Medical malpractice claims may involve:

  • the treating physician,
  • the hospital or clinic,
  • diagnostic providers,
  • or follow-up departments.

If different responsible parties or separate wrongful acts are implicated, the limitation analysis may become fact-intensive.

Pitfall: Choosing the “wrong starting date” is the most common timing error in medical malpractice reviews. Confirm whether the limiting date should be tied to the act, the injury manifestation, or the claimant’s knowledge—then run the alternatives in DocketMath.

Statute citation

Greek limitation timing for civil liability is governed primarily by the Greek Civil Code.

A commonly cited framework for non-contractual liability limitation is found in:

  • Greek Civil Code (Astikos Kodikas) Article 937 (general structure for tort-related claims under Greek law)
  • Greek Civil Code Article 938 (related limitation considerations for delict/tort)
  • Greek Civil Code Article 251 (general rules on when limitation begins/knowledge-based concepts in civil-law limitation contexts)

Because medical malpractice pleading can vary, you’ll often see Articles referenced in combination—especially when a case argues the nature of the wrongful act (delict) and when the claimant’s actionable knowledge is formed.

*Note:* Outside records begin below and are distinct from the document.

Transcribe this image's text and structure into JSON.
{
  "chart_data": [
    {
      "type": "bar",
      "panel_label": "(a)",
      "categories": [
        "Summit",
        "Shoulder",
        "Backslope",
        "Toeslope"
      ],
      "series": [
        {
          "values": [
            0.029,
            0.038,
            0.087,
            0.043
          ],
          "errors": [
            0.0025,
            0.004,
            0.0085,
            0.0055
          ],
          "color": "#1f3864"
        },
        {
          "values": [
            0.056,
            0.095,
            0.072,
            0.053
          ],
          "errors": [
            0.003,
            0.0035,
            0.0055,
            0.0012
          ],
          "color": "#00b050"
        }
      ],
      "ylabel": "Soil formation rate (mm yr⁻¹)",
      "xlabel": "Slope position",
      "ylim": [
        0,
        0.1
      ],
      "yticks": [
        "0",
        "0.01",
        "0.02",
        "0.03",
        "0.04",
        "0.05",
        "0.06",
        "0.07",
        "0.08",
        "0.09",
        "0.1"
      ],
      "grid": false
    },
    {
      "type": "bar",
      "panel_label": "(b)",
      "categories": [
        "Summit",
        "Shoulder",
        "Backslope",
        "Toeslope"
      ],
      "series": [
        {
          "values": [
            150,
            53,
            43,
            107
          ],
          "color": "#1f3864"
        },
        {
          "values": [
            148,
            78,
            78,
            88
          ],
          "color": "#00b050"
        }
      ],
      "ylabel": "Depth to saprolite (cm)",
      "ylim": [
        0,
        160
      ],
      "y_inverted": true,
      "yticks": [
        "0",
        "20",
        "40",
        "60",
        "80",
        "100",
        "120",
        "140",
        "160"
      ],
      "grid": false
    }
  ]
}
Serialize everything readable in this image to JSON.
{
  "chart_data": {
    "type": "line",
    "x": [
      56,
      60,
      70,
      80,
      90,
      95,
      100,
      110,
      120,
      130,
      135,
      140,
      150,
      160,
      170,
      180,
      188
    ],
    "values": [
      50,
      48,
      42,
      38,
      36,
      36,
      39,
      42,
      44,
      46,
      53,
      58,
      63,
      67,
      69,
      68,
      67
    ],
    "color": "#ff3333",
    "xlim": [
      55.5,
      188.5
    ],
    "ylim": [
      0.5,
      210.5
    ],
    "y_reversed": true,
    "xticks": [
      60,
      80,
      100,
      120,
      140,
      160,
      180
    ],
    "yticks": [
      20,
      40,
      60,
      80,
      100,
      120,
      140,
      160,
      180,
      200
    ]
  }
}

Warning: “Medical malpractice” is not a single, standalone statutory cause of action in Greece. Limitation outcomes can depend on whether the claim is treated within delict/tort rules and how the court analyzes the facts. Use the statute citation section to anchor your research, then validate with the specific procedural posture.

Use the calculator

DocketMath’s statute-of-limitations tool helps you compute a practical deadline by turning dates into a timeline and showing how different triggers affect the end date.

What you’ll input

You’ll typically provide:

  • Date of the medical act (e.g., procedure date)
  • Date harm was discovered / became apparent (if different)
  • Date the claimant learned the relevant facts (knowledge trigger)
  • Date of filing (if you want a “timely vs. late” check)
  • Optional: assumption flags for knowledge-based vs. act-based start reasoning

How outputs change

Run the same case with different triggers to see how sensitive the deadline is:

  • If you use act date as the start, the deadline will usually be earlier.
  • If you use discovery/knowledge date as the start, the deadline will often be later.
  • If the case includes interruption factors (like formal procedural steps), the effective timeline can shift—DocketMath will reflect those inputs if you enable them.

Quick workflow

When you finish, DocketMath will produce:

  • a computed limitation end date based on the selected trigger, and
  • a timeline summary you can use to draft an internal case chronology.